Cześć Dziewczyny :)
Najnowsze, wrześniowe beGLOSSY Coral Essence, zjawiło się u mnie pod koniec września. W środku czekało na mnie 7 kosmetyków, w tym 6 pełnowymiarowych, ale to nie wszystko bo znalazłam w nim również prezent tylko dla ambasadorek beGLOSSY, a mianowicie kosmetyk do rąk z laktoferyną.
Chodźcie dalej i zobaczcie całą zawartość!
AA Super Fruits&Herbs - Żel do mycia ciała Dynia&Jaśmin
Produkt pełnowymiarowy - 11 zł/500 mlPierwszym kosmetykiem, jaki wyjęłam z pudełka był żel do mycia ciała od AA. Tego typu produkty w box-ach zawsze mnie bardzo cieszą, a pojemność tego jest niemała bo to aż 500 ml! Zapach Dynia&Jaśmin może nie brzmi jakoś szczególnie zachęcająco, ale jest mega cudowny! Moim zdaniem jest genialny i ożywam tego żelu codziennie z wielką przyjemnością!

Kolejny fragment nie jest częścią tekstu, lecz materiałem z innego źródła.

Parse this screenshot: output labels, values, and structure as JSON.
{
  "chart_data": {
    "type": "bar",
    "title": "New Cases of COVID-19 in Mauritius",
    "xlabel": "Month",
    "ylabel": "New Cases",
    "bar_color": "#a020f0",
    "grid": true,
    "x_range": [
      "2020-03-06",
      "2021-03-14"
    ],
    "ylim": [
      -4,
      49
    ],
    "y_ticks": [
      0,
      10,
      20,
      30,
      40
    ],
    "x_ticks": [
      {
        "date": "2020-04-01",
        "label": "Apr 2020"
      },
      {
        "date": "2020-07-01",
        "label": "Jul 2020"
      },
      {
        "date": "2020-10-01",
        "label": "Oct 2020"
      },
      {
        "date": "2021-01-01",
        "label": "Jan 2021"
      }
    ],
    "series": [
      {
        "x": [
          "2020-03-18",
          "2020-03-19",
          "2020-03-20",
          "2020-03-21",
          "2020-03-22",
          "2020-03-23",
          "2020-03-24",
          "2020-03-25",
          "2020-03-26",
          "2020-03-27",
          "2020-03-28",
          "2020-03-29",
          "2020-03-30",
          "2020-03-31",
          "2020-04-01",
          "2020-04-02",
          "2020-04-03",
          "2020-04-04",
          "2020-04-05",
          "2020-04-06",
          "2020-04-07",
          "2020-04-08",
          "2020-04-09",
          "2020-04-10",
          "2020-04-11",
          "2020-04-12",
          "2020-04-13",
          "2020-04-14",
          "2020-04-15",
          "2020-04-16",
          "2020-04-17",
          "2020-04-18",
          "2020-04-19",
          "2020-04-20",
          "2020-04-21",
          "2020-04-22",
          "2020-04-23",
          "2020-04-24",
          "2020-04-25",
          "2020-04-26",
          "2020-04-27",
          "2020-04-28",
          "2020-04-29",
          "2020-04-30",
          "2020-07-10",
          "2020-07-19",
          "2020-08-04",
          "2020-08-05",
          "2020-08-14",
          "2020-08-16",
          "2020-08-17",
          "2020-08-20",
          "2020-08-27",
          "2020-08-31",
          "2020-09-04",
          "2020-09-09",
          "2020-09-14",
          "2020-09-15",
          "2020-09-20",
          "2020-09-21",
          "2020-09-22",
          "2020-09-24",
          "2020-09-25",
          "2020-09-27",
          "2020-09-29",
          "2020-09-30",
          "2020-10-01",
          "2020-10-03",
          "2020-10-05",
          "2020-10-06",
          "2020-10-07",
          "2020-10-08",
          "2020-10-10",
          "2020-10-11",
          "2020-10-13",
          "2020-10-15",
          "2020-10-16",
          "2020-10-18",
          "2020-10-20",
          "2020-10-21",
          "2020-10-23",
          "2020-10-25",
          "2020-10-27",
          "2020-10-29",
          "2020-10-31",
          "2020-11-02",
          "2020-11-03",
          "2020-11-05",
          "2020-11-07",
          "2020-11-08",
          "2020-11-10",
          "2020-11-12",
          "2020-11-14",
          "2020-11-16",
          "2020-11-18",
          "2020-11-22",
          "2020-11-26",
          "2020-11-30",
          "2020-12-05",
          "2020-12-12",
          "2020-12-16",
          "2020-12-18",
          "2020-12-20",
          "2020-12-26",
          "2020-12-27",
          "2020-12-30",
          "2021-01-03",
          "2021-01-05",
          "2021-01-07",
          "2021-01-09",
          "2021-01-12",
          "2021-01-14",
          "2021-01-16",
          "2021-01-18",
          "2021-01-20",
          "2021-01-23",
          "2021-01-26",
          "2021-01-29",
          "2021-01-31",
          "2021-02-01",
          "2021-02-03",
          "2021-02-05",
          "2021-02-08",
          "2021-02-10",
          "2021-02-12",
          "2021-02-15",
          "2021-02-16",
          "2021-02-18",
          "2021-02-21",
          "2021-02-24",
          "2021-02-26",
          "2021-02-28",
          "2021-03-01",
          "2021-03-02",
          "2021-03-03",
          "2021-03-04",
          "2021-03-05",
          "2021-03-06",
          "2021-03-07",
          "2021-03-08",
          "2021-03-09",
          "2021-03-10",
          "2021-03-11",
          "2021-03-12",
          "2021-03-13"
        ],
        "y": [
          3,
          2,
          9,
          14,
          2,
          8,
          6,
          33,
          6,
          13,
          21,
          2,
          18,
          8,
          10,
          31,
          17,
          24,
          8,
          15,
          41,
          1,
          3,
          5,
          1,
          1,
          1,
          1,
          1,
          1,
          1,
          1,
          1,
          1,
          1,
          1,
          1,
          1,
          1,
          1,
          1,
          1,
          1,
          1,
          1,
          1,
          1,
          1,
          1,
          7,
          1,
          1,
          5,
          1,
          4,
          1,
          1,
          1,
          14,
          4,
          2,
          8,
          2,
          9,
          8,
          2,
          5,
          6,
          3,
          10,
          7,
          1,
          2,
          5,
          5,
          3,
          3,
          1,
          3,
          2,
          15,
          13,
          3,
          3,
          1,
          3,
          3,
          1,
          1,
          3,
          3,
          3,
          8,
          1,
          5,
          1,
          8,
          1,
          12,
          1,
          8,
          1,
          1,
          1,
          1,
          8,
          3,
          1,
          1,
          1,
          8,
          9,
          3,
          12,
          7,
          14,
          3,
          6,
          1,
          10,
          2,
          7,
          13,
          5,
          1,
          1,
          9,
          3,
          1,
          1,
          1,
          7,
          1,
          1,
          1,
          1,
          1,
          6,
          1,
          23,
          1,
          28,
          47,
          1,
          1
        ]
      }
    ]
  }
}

Lirene - Rajstopy w sprayu
Produkt pełnowymiarowy - 19,00 zł/75 ml
Rajstopy w sprayu od Lirene to kolejny kosmetyk z wrześniowego box-a. Tego typu produktów używam często latem, ale jesienią już raczej nie szczególnie. Przyznam szczerze, że rajstop w sprayu od Lirene jeszcze nie używałam i myślę, że jeśli pogoda nie będzie sprzyjająca, to jeszcze poczekają na swój debiut.
Gliss Split Ends Miracle - Ekspresowa odżywka w sprayu
Produkt pełnowymiarowy - 13 zł
Ekspresowe odżywki w sprayu od Gliss są dość częstym gościem w box-ach beGLOSSY. Ja na to nie narzekam, bo bardzo je lubię i z przyjemnością używam. Najnowsza wersja odżywki zawiera kompleks jonowy i olej z pestek winogron i przeznaczona jest do zniszczonych włosów i rozdwojonych końcówek. W sierpniowym pudełku był szampon z tej serii. Dla mnie super!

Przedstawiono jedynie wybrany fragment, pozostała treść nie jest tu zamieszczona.